La rigueur : un atout pour développer son esprit critique ?

Mis à jour : juin 30





Dans le contexte actuel, on entend beaucoup parler d'esprit critique, de discernement et de bon sens. S'il est très valorisé d'en faire preuve, devenir fact-checker ne se fait pas en un claquement de doigts. Alors comment peut-on s'y prendre concrètement ?

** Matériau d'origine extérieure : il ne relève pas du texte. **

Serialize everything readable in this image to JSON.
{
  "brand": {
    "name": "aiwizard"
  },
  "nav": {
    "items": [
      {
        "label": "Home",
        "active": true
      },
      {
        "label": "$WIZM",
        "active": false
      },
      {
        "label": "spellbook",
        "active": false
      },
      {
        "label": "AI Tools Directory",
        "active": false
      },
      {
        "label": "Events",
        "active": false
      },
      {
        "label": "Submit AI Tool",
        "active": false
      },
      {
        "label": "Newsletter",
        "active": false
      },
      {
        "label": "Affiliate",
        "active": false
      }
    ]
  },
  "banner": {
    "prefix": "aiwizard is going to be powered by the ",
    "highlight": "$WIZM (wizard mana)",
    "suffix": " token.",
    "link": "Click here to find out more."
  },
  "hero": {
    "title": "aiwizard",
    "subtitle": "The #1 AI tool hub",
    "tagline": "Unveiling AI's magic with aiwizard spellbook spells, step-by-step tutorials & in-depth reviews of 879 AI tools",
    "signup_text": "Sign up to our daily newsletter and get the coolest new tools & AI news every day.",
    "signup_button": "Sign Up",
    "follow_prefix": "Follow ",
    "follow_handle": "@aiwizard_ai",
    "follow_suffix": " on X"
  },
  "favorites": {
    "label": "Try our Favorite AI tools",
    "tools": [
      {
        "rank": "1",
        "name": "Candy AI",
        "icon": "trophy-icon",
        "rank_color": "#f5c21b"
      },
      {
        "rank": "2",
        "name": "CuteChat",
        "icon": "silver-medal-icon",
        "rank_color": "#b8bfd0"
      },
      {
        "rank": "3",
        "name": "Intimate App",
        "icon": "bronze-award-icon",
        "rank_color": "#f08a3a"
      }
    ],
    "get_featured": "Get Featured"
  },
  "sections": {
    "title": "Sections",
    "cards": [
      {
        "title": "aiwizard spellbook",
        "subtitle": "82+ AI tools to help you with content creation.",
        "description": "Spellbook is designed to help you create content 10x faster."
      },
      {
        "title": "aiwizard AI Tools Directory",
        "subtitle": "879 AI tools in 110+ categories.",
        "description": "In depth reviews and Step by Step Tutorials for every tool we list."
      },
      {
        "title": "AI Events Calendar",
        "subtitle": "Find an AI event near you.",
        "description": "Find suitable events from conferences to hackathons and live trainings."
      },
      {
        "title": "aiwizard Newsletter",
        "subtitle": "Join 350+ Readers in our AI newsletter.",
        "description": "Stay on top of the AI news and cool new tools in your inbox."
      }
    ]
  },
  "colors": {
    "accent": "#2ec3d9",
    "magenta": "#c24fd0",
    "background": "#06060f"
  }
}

Culver, Braxton et Pascarella (2019) nous donnent des pistes de réponse dans leur article “Does teaching rigorously really enhance undergraduates’ intellectual development? The relationship of academic rigor with critical thinking skills and lifelong learning motivations “. Selon eux, c'est la rigueur académique qui peut aider l’esprit critique à se développer. Trop tard pour nous donc, tout se serait joué pendant les études ...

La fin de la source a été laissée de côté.